Actually, our prom picture is one of two photographs; same subject, same friend, that I've kept and displayed by my desk ever since they were taken. The other is a black and white glamour shot in which she is wearing another unlikely costume, her girlfriend's silk robe. My friend's hair was always terribly important to her. When we were in high school, if the power went out, she didn't go to school. No blow-dryer, no go. In this other picture her face is surrounded by mounds of wavy hair. She's obviously meant to be cool. She actually looks a bit terrified. Telling again.
I cried with her when my high school love went to college and got a girlfriend. She kicked the shit out of garbage can with me when her stepmother invited her to visit and my friend's wretched father yet again made her feel like a mistake he intended to forget. Later, when every seven years she broke up with yet another girlfriend, then partner, then wife, I had the rare good grace to not note the pattern while sympathizing.
Her life proved to be hard in ways we could not have imagined when we were young. Never an easy woman to know, though always easy to love, my friend became all but impossible at times. I can only imagine how hard it must have been to be her. For long stretches, including now at what's proven to be the end, we fell out of touch. She was never good at returning calls.
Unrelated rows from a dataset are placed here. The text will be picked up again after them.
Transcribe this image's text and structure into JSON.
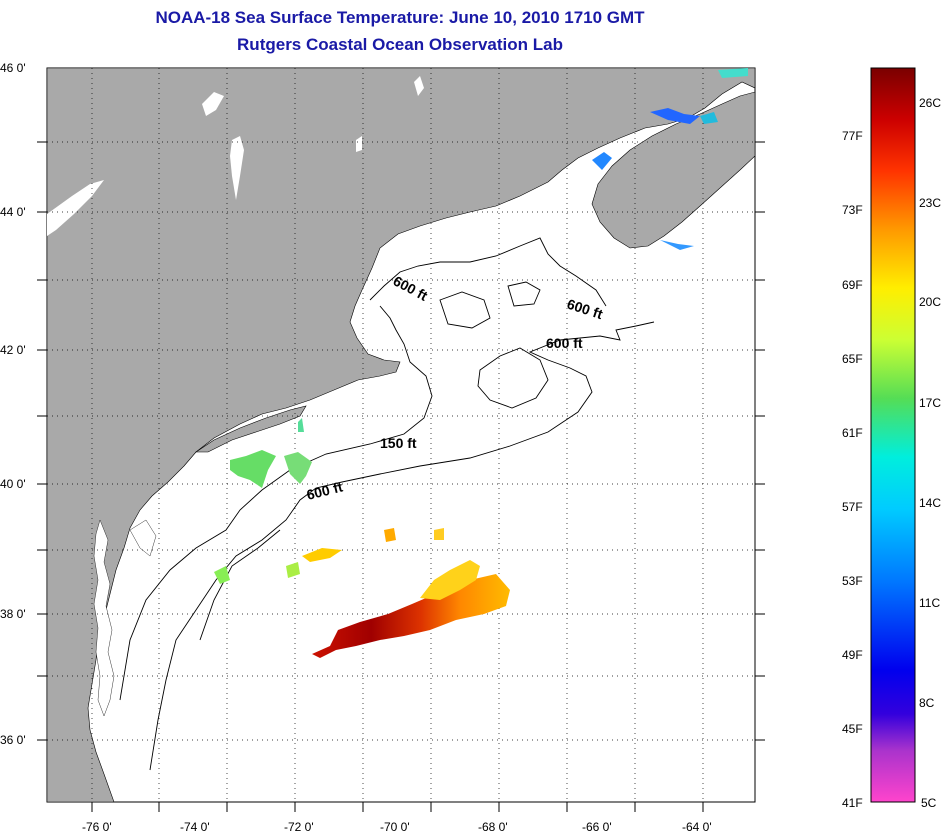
{
  "header": {
    "title": "NOAA-18 Sea Surface Temperature:  June 10, 2010 1710 GMT",
    "subtitle": "Rutgers Coastal Ocean Observation Lab"
  },
  "map": {
    "lon_range": [
      -77,
      -63
    ],
    "lat_range": [
      35,
      46
    ],
    "lat_labels": [
      "46 0'",
      "44 0'",
      "42 0'",
      "40 0'",
      "38 0'",
      "36 0'"
    ],
    "lon_labels": [
      "-76 0'",
      "-74 0'",
      "-72 0'",
      "-70 0'",
      "-68 0'",
      "-66 0'",
      "-64 0'"
    ],
    "contour_labels": [
      "600 ft",
      "600 ft",
      "600 ft",
      "150 ft",
      "600 ft"
    ]
  },
  "colorbar": {
    "fahrenheit_labels": [
      "77F",
      "73F",
      "69F",
      "65F",
      "61F",
      "57F",
      "53F",
      "49F",
      "45F",
      "41F"
    ],
    "celsius_labels": [
      "26C",
      "23C",
      "20C",
      "17C",
      "14C",
      "11C",
      "8C",
      "5C"
    ],
    "colors": [
      "#8b0000",
      "#cc0000",
      "#ff2200",
      "#ff8800",
      "#ffdd00",
      "#ccff33",
      "#55dd55",
      "#00eedd",
      "#00aaff",
      "#0044ff",
      "#0000ee",
      "#7722cc",
      "#ff44cc"
    ]
  }
}
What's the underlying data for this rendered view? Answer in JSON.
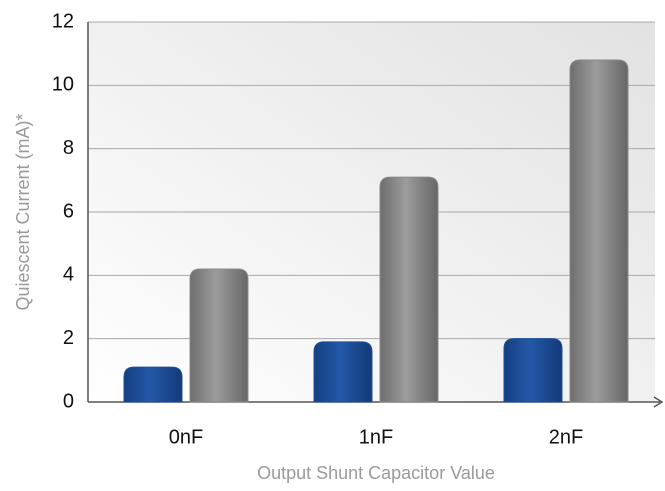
{
  "chart_data": {
    "type": "bar",
    "x_label": "Output Shunt Capacitor Value",
    "y_label": "Quiescent Current (mA)*",
    "categories": [
      "0nF",
      "1nF",
      "2nF"
    ],
    "series": [
      {
        "color": "#1d4f9a",
        "values": [
          1.1,
          1.9,
          2.0
        ]
      },
      {
        "color": "#8a8a8a",
        "values": [
          4.2,
          7.1,
          10.8
        ]
      }
    ],
    "ylim": [
      0,
      12
    ],
    "yticks": [
      0,
      2,
      4,
      6,
      8,
      10,
      12
    ],
    "grid": true
  }
}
She never wrote. She was often late or simply never showed up. Did not matter in one way at least. I never had a moment's doubt that she loved me just as I loved her and always will. She was my youth and I was hers and that was over a very long time ago for both of us, but it was always there between us. Any excuse and back it came, roaring and cursing and laughing so loud it choked us.
It is important to keep the evidence of love when we can, as well as the memory. In front of me now, in addition to the pictures I've described there are some few small tokens of time spent together, just my friend with me. I will not describe these not because they in any way compromise my friend or would have any meaning to anyone else. Just a few trinkets from my old jewelry box; mementos of trips, and times gone long by, and private jokes. It's true that she would not like me sharing old photographs, but what harm can that do now? These little things I can hold in my hand I'll keep to myself instead. I've always told too much. I should keep some of her secrets. I have and I will. Let these stand for those. Let me hold on to just these. Her I remember here for any and all she touched besides me. I know there were so many. She helped people. Remember that of her. She was my very best friend once. I remember that. With her goes the last of what we were then.
Hey, fucker. Love you. Aaaaaarrrrggggghhhhh!!!!!